A Good Lookin’ Cast: Liz Taylor, Rock Hudson and James Dean star in today’s
Video Vault Classic feature, “Giant.”
Giant
1956 – George Stevens
Rated G – 201 minutes
Vault Rating: 7
In its three hours and twenty-one minutes, “Giant” makes its points bluntly in the context of the squabbles over land and wealth of the moneyed class in Texas.
It is a love story in its first half but a story about racism in its second half. It won its Oscars by doing what Hollywood often does, by pointing out the injustice of racism. This polemic is set in an epic about a landed family, The Benedicts, and how that family comes to grip with Mexicans.
Bick Benedict (Hudson) travels east from his giant Texas ranch, Reata (Spanish for “lariat”) to buy a high spirited stallion called War Winds. The horse, black with a small white patch on the center of his brow, is symbolic, of course. But Benedict also lassoes a wife, the lovely, moneyed, headstrong Leslie Lynnton (Liz Taylor) who might just as well be from another planet as the one Bick comes from. Either way, Benedict gets a sweet ride in the deal.

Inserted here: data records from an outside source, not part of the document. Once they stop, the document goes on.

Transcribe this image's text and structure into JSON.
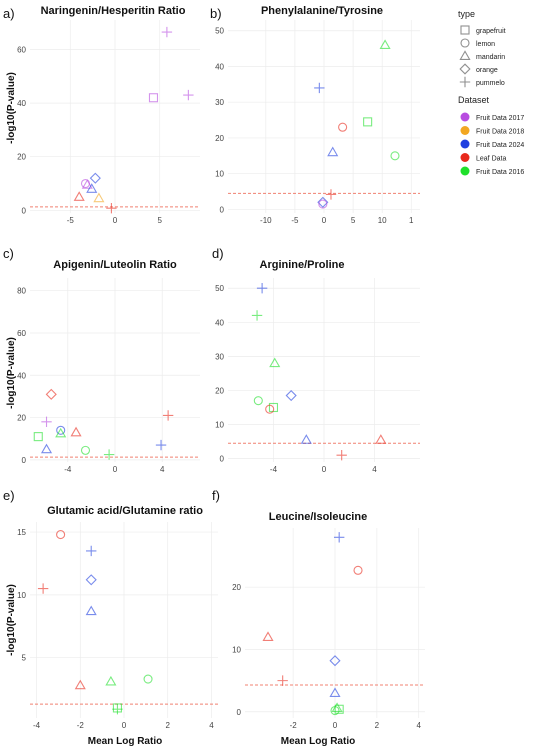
{
  "figure": {
    "ylabel": "-log10(P-value)",
    "xlabel": "Mean Log Ratio"
  },
  "legend": {
    "type_title": "type",
    "types": [
      {
        "name": "grapefruit",
        "shape": "square"
      },
      {
        "name": "lemon",
        "shape": "circle"
      },
      {
        "name": "mandarin",
        "shape": "triangle"
      },
      {
        "name": "orange",
        "shape": "diamond"
      },
      {
        "name": "pummelo",
        "shape": "plus"
      }
    ],
    "dataset_title": "Dataset",
    "datasets": [
      {
        "name": "Fruit Data 2017",
        "color": "#b84de0"
      },
      {
        "name": "Fruit Data 2018",
        "color": "#f2a722"
      },
      {
        "name": "Fruit Data 2024",
        "color": "#1f3fe0"
      },
      {
        "name": "Leaf Data",
        "color": "#e8291c"
      },
      {
        "name": "Fruit Data 2016",
        "color": "#1fe02b"
      }
    ]
  },
  "chart_data": [
    {
      "letter": "a)",
      "title": "Naringenin/Hesperitin Ratio",
      "type": "scatter",
      "xticks": [
        "-5",
        "0",
        "5"
      ],
      "yticks": [
        "0",
        "20",
        "40",
        "60"
      ],
      "xlim": [
        -9.5,
        9.5
      ],
      "ylim": [
        -1,
        71
      ],
      "threshold": 1.3,
      "points": [
        {
          "x": 5.8,
          "y": 66.5,
          "shape": "plus",
          "dataset": "Fruit Data 2017"
        },
        {
          "x": 4.3,
          "y": 42,
          "shape": "square",
          "dataset": "Fruit Data 2017"
        },
        {
          "x": 8.2,
          "y": 43,
          "shape": "plus",
          "dataset": "Fruit Data 2017"
        },
        {
          "x": -2.2,
          "y": 12,
          "shape": "diamond",
          "dataset": "Fruit Data 2024"
        },
        {
          "x": -3.1,
          "y": 9.5,
          "shape": "triangle",
          "dataset": "Fruit Data 2017"
        },
        {
          "x": -2.6,
          "y": 8,
          "shape": "triangle",
          "dataset": "Fruit Data 2024"
        },
        {
          "x": -3.3,
          "y": 10,
          "shape": "circle",
          "dataset": "Fruit Data 2017"
        },
        {
          "x": -4.0,
          "y": 5,
          "shape": "triangle",
          "dataset": "Leaf Data"
        },
        {
          "x": -1.8,
          "y": 4.5,
          "shape": "triangle",
          "dataset": "Fruit Data 2018"
        },
        {
          "x": -0.4,
          "y": 0.8,
          "shape": "plus",
          "dataset": "Leaf Data"
        }
      ]
    },
    {
      "letter": "b)",
      "title": "Phenylalanine/Tyrosine",
      "type": "scatter",
      "xticks": [
        "-10",
        "-5",
        "0",
        "5",
        "10",
        "1"
      ],
      "yticks": [
        "0",
        "10",
        "20",
        "30",
        "40",
        "50"
      ],
      "xlim": [
        -16.5,
        16.5
      ],
      "ylim": [
        -1,
        53
      ],
      "threshold": 4.5,
      "points": [
        {
          "x": 10.5,
          "y": 46,
          "shape": "triangle",
          "dataset": "Fruit Data 2016"
        },
        {
          "x": -0.8,
          "y": 34,
          "shape": "plus",
          "dataset": "Fruit Data 2024"
        },
        {
          "x": 7.5,
          "y": 24.5,
          "shape": "square",
          "dataset": "Fruit Data 2016"
        },
        {
          "x": 3.2,
          "y": 23,
          "shape": "circle",
          "dataset": "Leaf Data"
        },
        {
          "x": 1.5,
          "y": 16,
          "shape": "triangle",
          "dataset": "Fruit Data 2024"
        },
        {
          "x": 12.2,
          "y": 15,
          "shape": "circle",
          "dataset": "Fruit Data 2016"
        },
        {
          "x": 1.2,
          "y": 4.2,
          "shape": "plus",
          "dataset": "Leaf Data"
        },
        {
          "x": -0.2,
          "y": 2,
          "shape": "diamond",
          "dataset": "Fruit Data 2024"
        },
        {
          "x": -0.2,
          "y": 1.5,
          "shape": "circle",
          "dataset": "Fruit Data 2017"
        }
      ]
    },
    {
      "letter": "c)",
      "title": "Apigenin/Luteolin Ratio",
      "type": "scatter",
      "xticks": [
        "-4",
        "0",
        "4"
      ],
      "yticks": [
        "0",
        "20",
        "40",
        "60",
        "80"
      ],
      "xlim": [
        -7.2,
        7.2
      ],
      "ylim": [
        -1,
        86
      ],
      "threshold": 1.3,
      "points": [
        {
          "x": -5.4,
          "y": 31,
          "shape": "diamond",
          "dataset": "Leaf Data"
        },
        {
          "x": 4.5,
          "y": 21,
          "shape": "plus",
          "dataset": "Leaf Data"
        },
        {
          "x": -5.8,
          "y": 18,
          "shape": "plus",
          "dataset": "Fruit Data 2017"
        },
        {
          "x": -4.6,
          "y": 14,
          "shape": "circle",
          "dataset": "Fruit Data 2024"
        },
        {
          "x": -3.3,
          "y": 13,
          "shape": "triangle",
          "dataset": "Leaf Data"
        },
        {
          "x": -4.6,
          "y": 12.5,
          "shape": "triangle",
          "dataset": "Fruit Data 2016"
        },
        {
          "x": -6.5,
          "y": 11,
          "shape": "square",
          "dataset": "Fruit Data 2016"
        },
        {
          "x": 3.9,
          "y": 7,
          "shape": "plus",
          "dataset": "Fruit Data 2024"
        },
        {
          "x": -5.8,
          "y": 5,
          "shape": "triangle",
          "dataset": "Fruit Data 2024"
        },
        {
          "x": -2.5,
          "y": 4.5,
          "shape": "circle",
          "dataset": "Fruit Data 2016"
        },
        {
          "x": -0.5,
          "y": 2.5,
          "shape": "plus",
          "dataset": "Fruit Data 2016"
        }
      ]
    },
    {
      "letter": "d)",
      "title": "Arginine/Proline",
      "type": "scatter",
      "xticks": [
        "-4",
        "0",
        "4"
      ],
      "yticks": [
        "0",
        "10",
        "20",
        "30",
        "40",
        "50"
      ],
      "xlim": [
        -7.6,
        7.6
      ],
      "ylim": [
        -1,
        53
      ],
      "threshold": 4.5,
      "points": [
        {
          "x": -4.9,
          "y": 50,
          "shape": "plus",
          "dataset": "Fruit Data 2024"
        },
        {
          "x": -5.3,
          "y": 42,
          "shape": "plus",
          "dataset": "Fruit Data 2016"
        },
        {
          "x": -3.9,
          "y": 28,
          "shape": "triangle",
          "dataset": "Fruit Data 2016"
        },
        {
          "x": -2.6,
          "y": 18.5,
          "shape": "diamond",
          "dataset": "Fruit Data 2024"
        },
        {
          "x": -5.2,
          "y": 17,
          "shape": "circle",
          "dataset": "Fruit Data 2016"
        },
        {
          "x": -4.0,
          "y": 15,
          "shape": "square",
          "dataset": "Fruit Data 2016"
        },
        {
          "x": -4.3,
          "y": 14.5,
          "shape": "circle",
          "dataset": "Leaf Data"
        },
        {
          "x": -1.4,
          "y": 5.5,
          "shape": "triangle",
          "dataset": "Fruit Data 2024"
        },
        {
          "x": 4.5,
          "y": 5.5,
          "shape": "triangle",
          "dataset": "Leaf Data"
        },
        {
          "x": 1.4,
          "y": 1,
          "shape": "plus",
          "dataset": "Leaf Data"
        }
      ]
    },
    {
      "letter": "e)",
      "title": "Glutamic acid/Glutamine ratio",
      "type": "scatter",
      "xticks": [
        "-4",
        "-2",
        "0",
        "2",
        "4"
      ],
      "yticks": [
        "5",
        "10",
        "15"
      ],
      "xlim": [
        -4.3,
        4.3
      ],
      "ylim": [
        0.2,
        15.8
      ],
      "threshold": 1.3,
      "points": [
        {
          "x": -2.9,
          "y": 14.8,
          "shape": "circle",
          "dataset": "Leaf Data"
        },
        {
          "x": -1.5,
          "y": 13.5,
          "shape": "plus",
          "dataset": "Fruit Data 2024"
        },
        {
          "x": -1.5,
          "y": 11.2,
          "shape": "diamond",
          "dataset": "Fruit Data 2024"
        },
        {
          "x": -3.7,
          "y": 10.5,
          "shape": "plus",
          "dataset": "Leaf Data"
        },
        {
          "x": -1.5,
          "y": 8.7,
          "shape": "triangle",
          "dataset": "Fruit Data 2024"
        },
        {
          "x": 1.1,
          "y": 3.3,
          "shape": "circle",
          "dataset": "Fruit Data 2016"
        },
        {
          "x": -0.6,
          "y": 3.1,
          "shape": "triangle",
          "dataset": "Fruit Data 2016"
        },
        {
          "x": -2.0,
          "y": 2.8,
          "shape": "triangle",
          "dataset": "Leaf Data"
        },
        {
          "x": -0.3,
          "y": 0.9,
          "shape": "plus",
          "dataset": "Fruit Data 2016"
        },
        {
          "x": -0.3,
          "y": 1.0,
          "shape": "square",
          "dataset": "Fruit Data 2016"
        }
      ]
    },
    {
      "letter": "f)",
      "title": "Leucine/Isoleucine",
      "type": "scatter",
      "xticks": [
        "-2",
        "0",
        "2",
        "4"
      ],
      "yticks": [
        "0",
        "10",
        "20"
      ],
      "xlim": [
        -4.3,
        4.3
      ],
      "ylim": [
        -1,
        29.5
      ],
      "threshold": 4.3,
      "points": [
        {
          "x": 0.2,
          "y": 28,
          "shape": "plus",
          "dataset": "Fruit Data 2024"
        },
        {
          "x": 1.1,
          "y": 22.7,
          "shape": "circle",
          "dataset": "Leaf Data"
        },
        {
          "x": -3.2,
          "y": 12,
          "shape": "triangle",
          "dataset": "Leaf Data"
        },
        {
          "x": 0.0,
          "y": 8.2,
          "shape": "diamond",
          "dataset": "Fruit Data 2024"
        },
        {
          "x": -2.5,
          "y": 5,
          "shape": "plus",
          "dataset": "Leaf Data"
        },
        {
          "x": 0.0,
          "y": 3.0,
          "shape": "triangle",
          "dataset": "Fruit Data 2024"
        },
        {
          "x": 0.1,
          "y": 0.6,
          "shape": "triangle",
          "dataset": "Fruit Data 2016"
        },
        {
          "x": 0.2,
          "y": 0.4,
          "shape": "square",
          "dataset": "Fruit Data 2016"
        },
        {
          "x": 0.0,
          "y": 0.2,
          "shape": "circle",
          "dataset": "Fruit Data 2016"
        }
      ]
    }
  ]
}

When Bick returns with Leslie, her education in the ways of the west begins and she expresses compassion for the low conditions of the mexican workers who exist almost as untouchables on Reata. Apparently, it takes a move from a Marryland estate filled with black servants to a Texas estate filled with brown servants to wake up to social inequality.
What’s kind of interesting is that the lesson could still be learned today by the amount of vigor devoted to the political debate about immigration raging all over the cable channels. We must, using Rock Hudson’s and Liz Taylor’s and James Dean’s 53 year old example, consider the current debate nothing more than what it really comes down to; a matter of racism.
Racism, historically, has always been about the haves and the have-nots; class-warfare if you will. And today’s film has it all with a goodly dollop of women’s suffrage on top. As Leslie acclimates to Texas, she is shown her place where it comes to politics and the like, adding yet another undercurrent of inequity.
There is a decent melodrama between Leslie, Bick, and the handsome ranch hand, Jet Rink (James Dean) and you suspect that Rink would like to have anything of Bick’s as his own, extending possibly even to his wife whom he has befriended. When Rink is bequeathed a small piece of land, he finally has something of his own, a toehold and a view into the moneyed class, if not a passport to the good life.
All in all, though, it is a handsome cast and we are pleased to report some fabulous cinematography and locations. Some of the frames in “Giant” are just that, big, sweeping landscapes that seem to say a lot more about the west of the early oil era than any old film possibly can.
There is a piece of filmmaking at the end, though, that is just – by today’s standards anyway – a matter of being hit over the head with a board. Watch it and you’ll see. Perhaps there was a lot of moralizing in films of the 1950s. The end of “The Bad Seed” comes screaming to mind on this count. And “Giant” does its part to keep faith with the style of the day.
It is ironic that the last, most truculent form of bigotry, that of homophobia, represented by Rock Hudson, who was gay, and James Dean, who was bi-sexual, never rears its head. Ah, that’s probably not fair to the movie, especially since we are discussing it more than 50 years after the fact. I kind of have to smile at Liz Taylor in the midst of a modest triangle with Hudson and Dean.
“Giant” is a big melodrama and it proceeds at its own Texan pace and it rewards repeated viewing. And we haven’t even gotten to the rich cast of secondary characters who keep things bubbling along so that a long movie doesn’t feel long. Bick’s sister, Luz (Mercedes McCambridge) and Uncle Bawley (Chill Wills) are the very soul of Texas. Characters like these and Judge Whiteside (Charles Watts) lend an air of western style and grace so that the aforementioned themes play sweetly together down home on the range.
There is a young Dennis Hopper as Jordan Benedict III who is fun to watch even as he begins to blur racial norms when he falls in love with a Latina. And there is a young Sal Mineo as Angel Obregon II, another servant raised on Reata who raises his station by proudly entering the U.S. military, always a sign of class in 1950s era films.
There is much going on around the nearly 600,000 acre Benedict ranch, to be sure, and the Video Vault invites you to saddle up and give a classic old western melodrama another look.